It is official. The profession of pharmacy has finally succeeded in minimizing the profession part of our jobs in exchange for rebranding ourselves as an oil change place. It's like trying to outdo the 9-minute ab workout by creating an 8-minute ab workout. At an oil change place, all they do is pull a plug, let it drain, then fill it with new oil. This is exactly like pharmacy; you bring us something empty and we just put pills in a bottle, right?
The way the system is supposed to work is the prescription is entered immediately at drop-off. With usually one computer located here, this means everyone will now be waiting in line to drop off instead of waiting for it to be filled (and the clock doesn't start while you still hold your Rx). It's like a shell game where you move something without the audience catching you. Like everything else, the devil lurks in the details--only 3 Rx's, excludes Rx's needing ordered, prior authorizations, contacting your doctor, calling insurances, etc. Hell, anymore I have to contact doctors because they still haven't learned how to write a correct prescription. (I just had two separate doctors send in scripts with a control and non-control on the same blank in two hours and one was clearly marked "not for controls".) Anyway, I cannot wait for people to come into my pharmacy and say they want it in 15 minutes. We usually average 20-25 minutes during even peak busy times, but I also have to deal with technician call-offs, peak business before and after holidays, the full moon syndrome, big storms, and radiation fears, etc. On top of all of this, what happens when we catch a mistake or serious interaction? The same thing that happened when, despite being on the market for nearly 20 years and always prescribed as 5ml BID, I received a Tussionex script written TID-QID. Called the doctor and got yelled at by the patient that he had to wait because my job was just to fill whatever his doctor wrote. Yep, and now I have to do it in 15 minutes if I work at that Harrisburg-based company? NO thanks. Now would this then nullify the guarantee? Do you think in this relatively minor case the patient would understand or care? Do you think he'll bitch enough about the inconvenience and the only reason he went there was for the "guarantee" and he'll end up getting a gift card anyway?
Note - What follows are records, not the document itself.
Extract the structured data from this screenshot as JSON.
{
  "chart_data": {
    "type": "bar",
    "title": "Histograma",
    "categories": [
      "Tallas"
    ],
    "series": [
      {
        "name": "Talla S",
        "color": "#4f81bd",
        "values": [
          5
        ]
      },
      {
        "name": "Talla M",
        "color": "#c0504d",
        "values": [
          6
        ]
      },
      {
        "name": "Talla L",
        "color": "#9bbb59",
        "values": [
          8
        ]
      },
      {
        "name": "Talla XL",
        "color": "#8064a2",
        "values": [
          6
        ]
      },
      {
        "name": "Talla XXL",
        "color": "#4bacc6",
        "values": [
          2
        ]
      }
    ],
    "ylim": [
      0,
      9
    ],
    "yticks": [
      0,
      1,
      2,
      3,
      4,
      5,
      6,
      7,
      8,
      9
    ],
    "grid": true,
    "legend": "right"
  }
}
With all the work we have to do, do we really need to add a layer of stress over every Rx we fill that if we don't meet the guarantee it'll cost me $5? What happened to us? What's next, pharmacy staff getting docked pay/raises/bonuses because they had too many waits over 15 minutes and had to give too many $5 gift cards? Trust me, they can and do track that sort of thing over there. I believe in a better solution, pharmacy world. I believe we can hire a fairly qualified technician at $10 an hour. This would keep us going faster and provide the assistance needed to get everything done that we need. That's the equivalent of only two(2) missed "guarantees" an hour. I think most pharmacists I know would much rather have an extra body in the pharmacy to lower stress than to have to meet a guarantee with fewer people and much higher stress.
The funny thing is, in the promotional ads for the guarantee, they explicitly say "we care about your health and wellness". Really? How can you claim that? That's like saying I care about your weight, go sit in my waiting area and enjoy the free Diet Coke and donuts I set out for you. Just like McDonald's is a health food store, right?
If they really cared about these things, they'd hire better tech help, make it easier to hire and fire based on job performance, pay them better, and just give pharmacists the help they need. They, like many other competitors, issue coupons for gift cards with the transfer of a script. This brings in a short-term bump in business, but not a long-term growth solution. Inconceivably, they of course do not schedule accordingly for these bumps. Add these coupons to understaffing and a guarantee and it's simply a recipe for disaster. And with the high cost of health care to work there, the least they could do is provide free blood pressure medications to its staff.
Simply put, we are just whores. The oldest profession in the world. When we stopped respecting ourselves, we stopped being respected.